12 July 1995 – France 2 –Stephan Oberreit, MSF: Srebrenica - FRENCH

6

Translation: 

TV journalist: First, and most important, the worrying deterioration in the situation in Bosnia. The NATO Council, which met in Brussels today, limited itself to a vigorous condemnation of the Bosnian-Serb militias’ taking of the Muslim enclave in Srebrenica. Their leader, Radovan Karadzic, has ruled out any retreat of his forces. Quite the contrary in fact, as the Serbs appear to be preparing for yet another ethnic cleansing among the thousands and thousands of refugees now under their control.

Commentary: The honour of the UNPROFOR was General Morillon’s grand gesture. In March 1993, at the depth of the despair as the Serb army was threatening to take Srebrenica at any moment, he climbed onto a tank and shouted, "we will not abandon you.” His words saved Srebrenica and the concept of UN protected area was born – a status accorded to Zepa, Gorazde, Bihac, Tuzla and Sarajevo.

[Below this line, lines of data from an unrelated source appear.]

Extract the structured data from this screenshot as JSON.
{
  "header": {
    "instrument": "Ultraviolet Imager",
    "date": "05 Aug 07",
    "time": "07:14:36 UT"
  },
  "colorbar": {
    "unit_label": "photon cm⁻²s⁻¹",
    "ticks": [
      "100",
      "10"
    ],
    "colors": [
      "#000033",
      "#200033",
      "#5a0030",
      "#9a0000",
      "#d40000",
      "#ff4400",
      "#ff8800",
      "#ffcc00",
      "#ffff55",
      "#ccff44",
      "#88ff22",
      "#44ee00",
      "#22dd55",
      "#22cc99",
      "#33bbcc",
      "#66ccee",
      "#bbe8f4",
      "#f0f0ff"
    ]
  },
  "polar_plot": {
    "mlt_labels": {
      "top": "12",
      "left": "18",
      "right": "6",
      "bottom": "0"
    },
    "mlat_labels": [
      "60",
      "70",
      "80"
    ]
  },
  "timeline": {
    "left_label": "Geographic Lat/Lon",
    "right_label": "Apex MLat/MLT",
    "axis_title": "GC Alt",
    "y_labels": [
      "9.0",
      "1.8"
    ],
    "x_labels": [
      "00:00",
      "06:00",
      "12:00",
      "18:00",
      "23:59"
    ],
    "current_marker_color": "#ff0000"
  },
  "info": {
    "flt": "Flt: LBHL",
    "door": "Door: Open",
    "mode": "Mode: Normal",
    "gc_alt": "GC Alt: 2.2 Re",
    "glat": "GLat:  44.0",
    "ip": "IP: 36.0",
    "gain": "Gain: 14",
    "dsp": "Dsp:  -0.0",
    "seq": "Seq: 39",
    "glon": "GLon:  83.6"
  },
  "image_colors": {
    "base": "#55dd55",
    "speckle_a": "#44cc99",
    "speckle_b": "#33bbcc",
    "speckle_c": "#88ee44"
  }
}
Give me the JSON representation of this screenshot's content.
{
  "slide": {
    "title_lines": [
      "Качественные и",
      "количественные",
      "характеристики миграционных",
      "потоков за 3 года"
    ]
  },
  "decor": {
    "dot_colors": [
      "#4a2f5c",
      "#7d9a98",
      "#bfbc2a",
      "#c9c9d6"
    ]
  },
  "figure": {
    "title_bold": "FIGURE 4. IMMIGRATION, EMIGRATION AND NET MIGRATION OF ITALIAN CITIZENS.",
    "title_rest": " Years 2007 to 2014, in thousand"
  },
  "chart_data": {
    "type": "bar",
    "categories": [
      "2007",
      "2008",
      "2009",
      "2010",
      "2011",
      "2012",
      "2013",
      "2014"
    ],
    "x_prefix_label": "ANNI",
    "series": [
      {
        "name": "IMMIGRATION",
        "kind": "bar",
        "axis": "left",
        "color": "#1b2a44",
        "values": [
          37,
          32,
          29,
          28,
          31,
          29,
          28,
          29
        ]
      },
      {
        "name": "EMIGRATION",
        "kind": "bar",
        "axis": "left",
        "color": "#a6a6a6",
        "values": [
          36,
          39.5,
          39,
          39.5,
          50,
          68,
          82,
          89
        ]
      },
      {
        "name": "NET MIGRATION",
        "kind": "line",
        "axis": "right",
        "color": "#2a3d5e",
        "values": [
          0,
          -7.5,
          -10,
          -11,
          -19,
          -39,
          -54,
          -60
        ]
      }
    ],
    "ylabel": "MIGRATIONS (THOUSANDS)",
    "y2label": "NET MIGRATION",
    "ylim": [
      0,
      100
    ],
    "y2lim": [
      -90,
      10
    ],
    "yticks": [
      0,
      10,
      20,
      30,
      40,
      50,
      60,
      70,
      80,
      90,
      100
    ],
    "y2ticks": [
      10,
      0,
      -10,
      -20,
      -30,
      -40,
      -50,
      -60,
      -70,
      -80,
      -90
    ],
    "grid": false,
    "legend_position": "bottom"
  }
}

But Morillon’s gesture was appreciated neither by military officials nor the politicians who said the enclaves were too remote and too difficult to supply and the peacekeepers defending them were potential hostages. In a nutshell, the fall of Srebrenica is not only a horrific symbol but the international community could have predicted it. A tragedy, the consequences of which now have to be dealt with – starting with the 20,000 refugees amassed around the Dutch peacekeepers’ base in the small village of Potocari. The Serbs took control of their evacuation this afternoon, separating the men from the women and children and loading them onto buses in full view of the Médecins Sans Frontières teams who were with them.

Stephan Oberreit: Apparently it was a horrific scene. People were crying, screaming, panicking, as they were loaded onto buses leaving for an unknown, unconfirmed destination. Tuzla was mentioned but nobody substantiated it.

Commentary: According to the Serbs, the women and children are being evacuated whereas the men are going to be interrogated. We don’t know what’s going to happen to the 7,000 people still in Srebrenica and who are out of the sight of any witnesses.

TV journalist: Let’s go back to Gilles Rabine in Sarajevo. Hello, Gilles. Do have you any more details about the fate of the thousands of refugees living in the Muslim enclave?

Gilles Rabine: Listen, the first information I can give you is that this evening the Serbs authorised an UNHCR convoy to go to Potocari, where there are apparently 30,000 refugees, not 20,000. The convoy is transporting 23 tons of food, drugs, tents, blankets and mattresses. As for the refugees who have been taken by the Serbs, we know that the men have been separated from the women and children and taken to Bratunac, the Serb command post nearest the Srebrenica enclave. The women and children have been taken to a destination still unknown this evening. I want to add a little detail to what Stéphane Manier said. The Dutch from the UN have asked that one peacekeeper be allowed on each bus and truck. General Mladic, who’s been managing the operation, has refused.

TV journalist: Gilles, a really simple question that many of our viewers must be asking. Why didn’t the Bosnians defend the town?

Gilles Rabine: Listen, it’s hardly surprising. They didn’t defend it because they weren’t able to. After what happened with General Morillon in March 1993, when the Bosnians in Srebrenica accepted to be demilitarised and give up their weapons, they played the game. That’s why placing themselves under UN protection with practically no weapons, they feel very strongly this evening they’ve been betrayed by the UN in Srebrenica.